La playa de Maratón parece hoy un balneario, es una recoleta cala donde hay tabernas y hoteles en abundancia. La verdad es que es un lugar estupendo para pasar unos días relajados. Hay un pequeño museo algo alejado del mar y, en el centro de una explanada cercada por una valla metálica, se alza el túmulo que cubre los restos de los atenienses caídos en Maratón. El enterramiento forma una especie de pequeño cerro de arena oscura, con una altura de nueve metros, un perímetro de ciento ochenta y cinco metros y un diámetro de cincuenta. Tenía mayor estatura en la Antigüedad, pero se ha empequeñecido a causa de la erosión del terreno. Hace unos decenios, los arqueólogos excavaron parte de su interior, merced a muy complicadas técnicas, pues la tierra es difícil de sostener cuando se abren túneles en su base. Se encontraron huesos, restos de ánforas y algunos exvotos. Y luego volvió a cerrarse la galería. ¿Para qué remover las cenizas de los héroes? Los muertos de Maratón deben permanecer donde cayeron.

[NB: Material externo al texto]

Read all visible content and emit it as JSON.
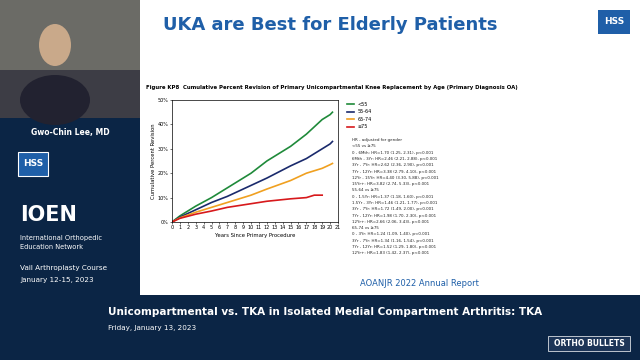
{
  "slide": {
    "title": "UKA are Best for Elderly Patients",
    "logo": "HSS",
    "source": "AOANJR 2022 Annual Report"
  },
  "sidebar": {
    "speaker": "Gwo-Chin Lee, MD",
    "logo": "HSS",
    "network": "IOEN",
    "network_name": [
      "International Orthopedic",
      "Education Network"
    ],
    "course": "Vail Arthroplasty Course",
    "dates": "January 12-15, 2023"
  },
  "banner": {
    "title": "Unicompartmental vs. TKA in Isolated Medial Compartment Arthritis: TKA",
    "date": "Friday, January 13, 2023",
    "brand": "ORTHO BULLETS"
  },
  "chart_data": {
    "type": "line",
    "title": "Figure KP8  Cumulative Percent Revision of Primary Unicompartmental Knee Replacement by Age (Primary Diagnosis OA)",
    "x_label": "Years Since Primary Procedure",
    "y_label": "Cumulative Percent Revision",
    "xlim": [
      0,
      21
    ],
    "xticks": [
      0,
      1,
      2,
      3,
      4,
      5,
      6,
      7,
      8,
      9,
      10,
      11,
      12,
      13,
      14,
      15,
      16,
      17,
      18,
      19,
      20,
      21
    ],
    "ylim": [
      0,
      50
    ],
    "yticks": [
      {
        "value": 0,
        "label": "0%"
      },
      {
        "value": 10,
        "label": "10%"
      },
      {
        "value": 20,
        "label": "20%"
      },
      {
        "value": 30,
        "label": "30%"
      },
      {
        "value": 40,
        "label": "40%"
      },
      {
        "value": 50,
        "label": "50%"
      }
    ],
    "legend": "upper left",
    "series": [
      {
        "name": "<55",
        "color": "#1f8a3a",
        "x": [
          0,
          1,
          2,
          3,
          5,
          7,
          10,
          12,
          15,
          17,
          19,
          20,
          20.3
        ],
        "values": [
          0,
          2.5,
          4.5,
          6.5,
          10,
          14,
          20,
          25,
          31,
          36,
          42,
          44,
          45
        ]
      },
      {
        "name": "55-64",
        "color": "#1a2a6c",
        "x": [
          0,
          1,
          3,
          5,
          7,
          10,
          12,
          15,
          17,
          19,
          20,
          20.3
        ],
        "values": [
          0,
          2,
          5,
          8,
          10.5,
          15,
          18,
          23,
          26,
          30,
          32,
          33
        ]
      },
      {
        "name": "65-74",
        "color": "#f0a020",
        "x": [
          0,
          1,
          3,
          5,
          7,
          10,
          12,
          15,
          17,
          19,
          20,
          20.3
        ],
        "values": [
          0,
          1.7,
          4,
          6,
          8,
          11,
          13.5,
          17,
          20,
          22,
          23.5,
          24
        ]
      },
      {
        "name": "≥75",
        "color": "#d7191c",
        "x": [
          0,
          1,
          3,
          5,
          7,
          10,
          12,
          15,
          17,
          18,
          19
        ],
        "values": [
          0,
          1.5,
          3.2,
          4.5,
          6,
          7.5,
          8.5,
          9.5,
          10,
          11,
          11
        ]
      }
    ],
    "annotations": [
      "HR - adjusted for gender",
      "<55 vs ≥75",
      "0 - 6Mth: HR=1.70 (1.25, 2.31), p<0.001",
      "6Mth - 3Yr: HR=2.46 (2.21, 2.88), p<0.001",
      "3Yr - 7Yr: HR=2.62 (2.36, 2.90), p<0.001",
      "7Yr - 12Yr: HR=3.38 (2.79, 4.10), p<0.001",
      "12Yr - 15Yr: HR=4.40 (3.30, 5.88), p<0.001",
      "15Yr+: HR=3.82 (2.74, 5.33), p<0.001",
      "55-64 vs ≥75",
      "0 - 1.5Yr: HR=1.37 (1.18, 1.60), p<0.001",
      "1.5Yr - 3Yr: HR=1.46 (1.21, 1.77), p<0.001",
      "3Yr - 7Yr: HR=1.72 (1.49, 2.00), p<0.001",
      "7Yr - 12Yr: HR=1.98 (1.70, 2.30), p<0.001",
      "12Yr+: HR=2.66 (2.06, 3.43), p<0.001",
      "65-74 vs ≥75",
      "0 - 3Yr: HR=1.24 (1.09, 1.40), p<0.001",
      "3Yr - 7Yr: HR=1.34 (1.16, 1.54), p<0.001",
      "7Yr - 12Yr: HR=1.52 (1.29, 1.80), p<0.001",
      "12Yr+: HR=1.83 (1.42, 2.37), p<0.001"
    ]
  }
}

Cerca del túmulo hay una estela con una inscripción en homenaje a cuantos lucharon con desesperado valor contra los invasores asiáticos. Bajo la estela, aquel día en que visité el lugar, había ramos de flores lozanas. Durante dieciséis generaciones, según cuenta Pausanias, un historiador muy posterior (no confundir con el rey espartano vencedor en Platea), los habitantes de Maratón creían escuchar cada noche los gritos de guerra de los hoplitas de Milcíades, las voces de ataque de los héroes, los aullidos de agonía de los persas. No sé si hoy sucederá algo parecido, pero hay rosas y claveles al pie de la estela gloriosa de Maratón, veinticinco siglos después de la batalla. Los griegos no olvidan que Asia fue detenida en esa batalla justo en el momento histórico en que nacía la democracia como forma de gobierno, y todos los europeos deberíamos participar de tal alegría. La capital de la Unión Europea tendría que estar en Maratón, en lugar de alzar su sede en la sosa Bruselas, una ciudad que ha realizado pocas hazañas importantes en su historia, salvo guisar de cien maneras diferentes los mejillones y fermentar cada año millones de litros de cerveza cabezona.
Me acerqué al pequeño museo, en donde hay unas cuantas esculturas romanas y restos de la columna de la Victoria alzada en recuerdo del gran combate. Pueden verse allí un par de cascos de los guerreros de Maratón, encontrados en el campo de batalla, y poco más. Pero hay una magnífica escultura en bronce, encontrada en el mar próximo, y que se fecha en el 340 a.C: es un efebo, un muchacho casi tan bello como el Paris del museo de Atenas. Unos pescadores lo sacaron del mar pillado en sus redes. Su gracilidad y su armonía merecen un museo tan sólo para él.